La lluvia se hizo más intensa y se escuchaba un ruido de fondo, como si hubiese un constante y lejano trueno no precedido de una descarga eléctrica. Vinieron más relámpagos. Nube-nube y nube-tierra. Estos son los mejores. Caen en algún sitio que, ¿por qué no?, podría ser tu casa, causando un auténtico destrozo. En la mía no hay pararrayos así que estaba a expensas de la tormenta. Había uno en un colegio cercano pero dios sabía si funcionaba o era un mero adorno. ¿Qué importaba? Estar en medio de una tormenta es como recibir una inyección de adrenalina. Como un fuerte tortazo que te grita «espabila». Estar en medio de una tormenta te devuelve el alma perdida, te devuelve a tu esencia de ser humano, al animal que llevas dentro. En especial en el campo, lejos de la falsa protección de las enormes fachadas que no hacen sino ocultar el espectáculo. La tormenta te hacer ser alguien de una puta vez. Pierdes la noción del tiempo y del espacio y comprendes que hay vida dentro de tu vida de mierda. Te hace ser tú o eso que alguna vez quieres llamar «tú». De todo eso es capaz una tormenta.
El mayor de los relámpagos iluminó todos los grados y todos los minutos y segundos de mi campo de visión. Fue un tremendo fogonazo y creí quedarme ciego. Y sordo, porque el sonido instantáneo hizo retumbar los viejos muebles del garaje como un seísmo.

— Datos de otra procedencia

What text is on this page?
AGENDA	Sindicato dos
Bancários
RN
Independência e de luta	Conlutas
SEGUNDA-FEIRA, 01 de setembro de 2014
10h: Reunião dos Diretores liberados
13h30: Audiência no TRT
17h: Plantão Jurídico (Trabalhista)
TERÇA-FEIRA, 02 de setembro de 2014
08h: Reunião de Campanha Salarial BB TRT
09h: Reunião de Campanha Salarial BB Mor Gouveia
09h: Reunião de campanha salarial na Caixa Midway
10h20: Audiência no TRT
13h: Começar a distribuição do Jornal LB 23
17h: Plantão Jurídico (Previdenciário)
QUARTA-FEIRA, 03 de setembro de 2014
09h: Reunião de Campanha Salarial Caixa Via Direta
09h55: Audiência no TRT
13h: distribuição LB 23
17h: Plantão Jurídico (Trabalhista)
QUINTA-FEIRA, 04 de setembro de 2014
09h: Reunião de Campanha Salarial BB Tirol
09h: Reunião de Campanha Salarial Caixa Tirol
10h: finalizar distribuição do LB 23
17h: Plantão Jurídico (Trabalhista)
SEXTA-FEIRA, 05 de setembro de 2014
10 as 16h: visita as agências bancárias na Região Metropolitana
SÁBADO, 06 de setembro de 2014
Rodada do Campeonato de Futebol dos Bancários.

Vibraron los hielos y la superficie de la ginebra. La explosión no parecía terminar jamás. Me levanté y miré hacia el colegio. Eso tenía que haber caído allí. ¡Sin duda! Demasiado cerca como para que fuese en otro lado y no causase efecto visible alguno. Aullaron los perros de los vecinos. Impresionante. Momentos así te hacen postrarte ante la naturaleza y decir «soy todo tuya, soy esclavo de ti, pero soy feliz». Y sin embargo, el sonido se disipó y el pararrayos no mostraba ningún síntoma de haber recibido todos aquellos amperios de descarga.
Una experiencia increíble. De lo mejor de mi vida.
Después la tormenta se alejó como diciendo «hasta aquí el espectáculo», y los relámpagos y truenos sucesivos ya no aceleraron mi pulso e incluso dejarían de asustar a los cobardes agazapados en sus casas. Incluso dejó de llover y se vislumbraba algún claro entre las nubes.
Sólo podía terminarme mi ginebra, recoger y entrar de nuevo en casa. Por la noche miraría las noticias y el tiempo a la espera de la siguiente ciclogénesis. Estaba siendo un gran invierno.